A recent systematic review found that POC CD4 testing has substantially reduced attrition between CD4 testing and ART initiation when compared to conventional laboratory-based CD4 testing [21]. In this study 73% of clients with a POC CD4 test result linked to HIV care following referral from community-based mobile HTS. This is much higher than linkage to care among clients not accepting a POC test (58%) and rates reported in similar studies assessing linkage to care among HIV positive clients diagnosed by mobile services without POC CD4 test results available (10–60%) [13, 16,17,18]. We hypothesised that clients with lower CD4 count eligible for ART would be more likely to link to care than clients with higher CD4 count not eligible for ART. No association was found, suggesting that other factors might have contributed to the high linkage proportion found among clients accepting a POC test in this study. The additional client support and counselling received as part of POC CD4 testing might have increased awareness of the importance of HIV care, resulting in relatively high linkage rates compared to previous studies. However, we cannot exclude the possibility that clients accepting POC testing were more likely to have certain characteristics also associated with increased linkage to care. Only few studies have investigated the impact of introducing POC CD4 testing on linkage to care at mobile services in South Africa. A study by Larson et al., reported 62% of patients who accepted the POC CD4 test to have completed their referral visit within 8 weeks of HIV testing, compared to 47% of those not offered the POC CD4 test [23]. These findings suggest that POC CD4 testing can be an effective strategy to increase engagement in HIV care. Thus, despite CD4 testing no longer being part of the HIV test and treat guidelines, CD4 count measurement might still be useful to improve linkage to care from mobile clinics. However, another study conducted in South Africa found no improvement in self-reported linkage to care using POC technology compared to standard of care [24]. More studies are required to investigate whether POC technology at mobile HTS units creates the opportunity to alert a group that would otherwise not have enrolled in HIV care immediately.

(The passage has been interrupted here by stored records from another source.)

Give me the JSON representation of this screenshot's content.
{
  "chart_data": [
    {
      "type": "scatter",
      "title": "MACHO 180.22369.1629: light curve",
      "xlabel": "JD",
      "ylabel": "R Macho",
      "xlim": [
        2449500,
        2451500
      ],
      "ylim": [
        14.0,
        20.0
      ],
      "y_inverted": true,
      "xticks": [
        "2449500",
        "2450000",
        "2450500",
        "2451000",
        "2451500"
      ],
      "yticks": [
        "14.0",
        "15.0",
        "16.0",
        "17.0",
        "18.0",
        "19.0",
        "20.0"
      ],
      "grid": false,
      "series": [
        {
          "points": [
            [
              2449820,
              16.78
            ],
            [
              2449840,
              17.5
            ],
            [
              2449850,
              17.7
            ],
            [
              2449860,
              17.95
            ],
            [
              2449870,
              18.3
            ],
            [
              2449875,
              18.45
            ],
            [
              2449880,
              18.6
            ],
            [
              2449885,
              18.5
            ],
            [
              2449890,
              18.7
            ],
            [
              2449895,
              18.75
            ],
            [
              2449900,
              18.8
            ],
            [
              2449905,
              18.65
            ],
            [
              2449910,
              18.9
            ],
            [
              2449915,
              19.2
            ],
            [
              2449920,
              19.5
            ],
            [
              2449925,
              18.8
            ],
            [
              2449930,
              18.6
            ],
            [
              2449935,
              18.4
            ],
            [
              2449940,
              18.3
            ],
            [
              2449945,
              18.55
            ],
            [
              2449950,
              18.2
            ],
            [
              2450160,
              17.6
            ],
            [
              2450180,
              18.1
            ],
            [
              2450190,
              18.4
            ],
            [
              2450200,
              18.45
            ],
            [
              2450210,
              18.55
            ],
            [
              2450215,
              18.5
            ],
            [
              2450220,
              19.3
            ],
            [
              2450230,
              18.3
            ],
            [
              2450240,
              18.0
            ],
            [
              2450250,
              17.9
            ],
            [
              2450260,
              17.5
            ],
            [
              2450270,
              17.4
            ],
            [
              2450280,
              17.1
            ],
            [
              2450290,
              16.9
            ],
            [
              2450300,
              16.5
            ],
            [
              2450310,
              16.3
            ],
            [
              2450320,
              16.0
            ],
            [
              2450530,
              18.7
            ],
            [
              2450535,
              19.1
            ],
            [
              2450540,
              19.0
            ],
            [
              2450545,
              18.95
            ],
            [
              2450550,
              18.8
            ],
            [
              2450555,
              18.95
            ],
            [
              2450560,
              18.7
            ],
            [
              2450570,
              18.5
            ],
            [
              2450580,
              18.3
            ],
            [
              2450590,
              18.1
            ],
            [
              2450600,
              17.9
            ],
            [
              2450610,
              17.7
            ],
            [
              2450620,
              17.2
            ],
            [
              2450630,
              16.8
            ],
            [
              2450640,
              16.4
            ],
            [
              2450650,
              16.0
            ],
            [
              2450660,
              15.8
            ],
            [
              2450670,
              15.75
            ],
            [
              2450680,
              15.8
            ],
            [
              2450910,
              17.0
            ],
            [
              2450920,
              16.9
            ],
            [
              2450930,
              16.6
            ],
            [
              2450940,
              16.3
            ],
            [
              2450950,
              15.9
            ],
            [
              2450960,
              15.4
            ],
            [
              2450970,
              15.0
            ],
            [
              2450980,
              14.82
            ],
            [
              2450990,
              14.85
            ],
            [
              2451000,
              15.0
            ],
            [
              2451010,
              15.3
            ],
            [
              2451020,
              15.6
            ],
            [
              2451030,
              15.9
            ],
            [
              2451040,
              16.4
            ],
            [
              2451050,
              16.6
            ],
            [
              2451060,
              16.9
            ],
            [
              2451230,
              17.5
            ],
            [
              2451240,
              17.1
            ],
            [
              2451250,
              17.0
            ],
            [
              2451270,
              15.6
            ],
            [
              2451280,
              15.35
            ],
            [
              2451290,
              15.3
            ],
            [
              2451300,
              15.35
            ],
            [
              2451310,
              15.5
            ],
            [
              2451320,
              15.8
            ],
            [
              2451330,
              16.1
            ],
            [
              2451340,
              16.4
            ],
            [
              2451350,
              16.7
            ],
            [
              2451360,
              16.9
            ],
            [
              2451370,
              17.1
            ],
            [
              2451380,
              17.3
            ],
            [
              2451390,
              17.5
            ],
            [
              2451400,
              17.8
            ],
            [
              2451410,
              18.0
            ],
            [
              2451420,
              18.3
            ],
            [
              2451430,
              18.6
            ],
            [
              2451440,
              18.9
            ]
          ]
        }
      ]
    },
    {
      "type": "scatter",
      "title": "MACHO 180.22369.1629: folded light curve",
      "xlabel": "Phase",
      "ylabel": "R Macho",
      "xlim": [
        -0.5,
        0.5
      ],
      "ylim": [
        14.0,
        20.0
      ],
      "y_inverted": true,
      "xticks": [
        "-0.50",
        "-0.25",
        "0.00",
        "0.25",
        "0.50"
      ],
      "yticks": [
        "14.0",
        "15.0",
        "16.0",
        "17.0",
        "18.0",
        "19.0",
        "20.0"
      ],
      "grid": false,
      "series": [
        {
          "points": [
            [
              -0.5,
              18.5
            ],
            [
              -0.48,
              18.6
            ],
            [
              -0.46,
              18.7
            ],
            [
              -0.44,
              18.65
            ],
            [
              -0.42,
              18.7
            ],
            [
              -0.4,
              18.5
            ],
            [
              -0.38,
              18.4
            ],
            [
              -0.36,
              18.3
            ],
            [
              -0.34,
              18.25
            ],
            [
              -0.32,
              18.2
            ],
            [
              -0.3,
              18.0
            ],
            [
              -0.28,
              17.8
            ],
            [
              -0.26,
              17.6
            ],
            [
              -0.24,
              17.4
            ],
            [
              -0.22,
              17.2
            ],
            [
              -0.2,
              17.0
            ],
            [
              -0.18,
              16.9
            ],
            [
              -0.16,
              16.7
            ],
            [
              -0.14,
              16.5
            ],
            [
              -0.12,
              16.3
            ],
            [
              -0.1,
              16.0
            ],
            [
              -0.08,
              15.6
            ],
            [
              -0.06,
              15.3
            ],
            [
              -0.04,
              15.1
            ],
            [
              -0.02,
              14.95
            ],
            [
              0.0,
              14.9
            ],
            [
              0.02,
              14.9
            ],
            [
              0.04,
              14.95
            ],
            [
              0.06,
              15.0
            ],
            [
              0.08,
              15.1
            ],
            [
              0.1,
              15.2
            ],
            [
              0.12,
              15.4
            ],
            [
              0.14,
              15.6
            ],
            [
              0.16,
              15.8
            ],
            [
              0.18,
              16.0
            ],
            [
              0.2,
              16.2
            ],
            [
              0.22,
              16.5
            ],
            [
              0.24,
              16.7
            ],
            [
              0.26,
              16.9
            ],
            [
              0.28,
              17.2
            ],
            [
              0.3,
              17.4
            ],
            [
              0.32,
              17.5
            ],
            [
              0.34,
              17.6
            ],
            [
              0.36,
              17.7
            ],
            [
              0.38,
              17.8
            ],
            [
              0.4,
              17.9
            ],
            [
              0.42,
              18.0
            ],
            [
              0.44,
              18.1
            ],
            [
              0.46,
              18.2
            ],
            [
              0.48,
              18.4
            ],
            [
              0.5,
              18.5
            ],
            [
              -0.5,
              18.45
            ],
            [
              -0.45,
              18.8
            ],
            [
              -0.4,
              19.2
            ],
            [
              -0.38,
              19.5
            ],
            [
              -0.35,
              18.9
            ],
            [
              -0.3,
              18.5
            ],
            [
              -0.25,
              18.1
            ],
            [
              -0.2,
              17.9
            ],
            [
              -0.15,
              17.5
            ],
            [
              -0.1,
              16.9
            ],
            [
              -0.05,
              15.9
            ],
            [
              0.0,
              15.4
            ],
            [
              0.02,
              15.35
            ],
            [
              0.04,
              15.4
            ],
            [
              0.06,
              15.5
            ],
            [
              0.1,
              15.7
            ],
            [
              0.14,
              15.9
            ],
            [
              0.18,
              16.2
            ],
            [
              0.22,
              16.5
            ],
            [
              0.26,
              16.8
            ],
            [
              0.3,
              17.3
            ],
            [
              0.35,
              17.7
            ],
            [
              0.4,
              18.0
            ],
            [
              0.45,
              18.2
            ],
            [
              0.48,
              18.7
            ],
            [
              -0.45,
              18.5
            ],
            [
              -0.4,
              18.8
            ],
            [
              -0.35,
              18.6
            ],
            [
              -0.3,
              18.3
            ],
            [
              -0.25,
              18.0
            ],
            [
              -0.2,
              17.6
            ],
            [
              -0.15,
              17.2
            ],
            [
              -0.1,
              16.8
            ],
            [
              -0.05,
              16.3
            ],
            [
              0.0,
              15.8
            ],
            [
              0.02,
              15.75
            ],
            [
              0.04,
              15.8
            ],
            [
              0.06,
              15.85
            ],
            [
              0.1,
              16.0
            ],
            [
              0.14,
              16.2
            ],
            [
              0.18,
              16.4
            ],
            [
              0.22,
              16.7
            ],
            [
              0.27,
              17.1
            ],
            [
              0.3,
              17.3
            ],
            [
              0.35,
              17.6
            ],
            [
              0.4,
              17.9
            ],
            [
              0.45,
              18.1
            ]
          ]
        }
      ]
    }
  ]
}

The study has some limitations. First, we relied on self-reported linkage to HIV care. It was not possible to verify client’s statements against health facility records, which would have increased reliability of our findings. It might be that linkage to care in this study is underestimated, as some clients may have linked after the 3-month follow-up period, but this could have been balanced by over-reporting of socially desirable answers given over the phone. Two previous studies investigating linkage to care after HIV diagnosis at mobile units in South Africa used clinical records to confirm self-reports of its clients. While the one study found perfect agreement between self-reports and clinic records [32], the other study showed that self-reported linkage was higher than verified [24]. Second, only few variables were available to be evaluated because the study used routinely collected data. We can thus not exclude the possibility that other factors than those recorded in our study contributed to POC test acceptance and linkage to HIV care.

Conclusions

Identifying effective approaches to engage HIV positive people in care is essential to optimise the benefits of free ART for all HIV positive people. Our study shows that mobile HTS is effective at targeting people early in disease and findings suggest that POC CD4 testing can be used as a strategy to assist linkage to HIV care. However, a large proportion did not accept the test, and almost 30% did not link despite a CD4 count result. Our findings add to the limited evidence of POC CD4 testing and linkage to HIV care from mobile units in South Africa. Experimental studies are required to determine the impact and cost-effectiveness of POC CD4 testing at mobile HTS in comparison to alternative strategies to engage HIV positive people in care. Mobile units are now widely implemented across South Africa, and more evidence is necessary to inform policy makers to make decisions about ways to improve linkage to care.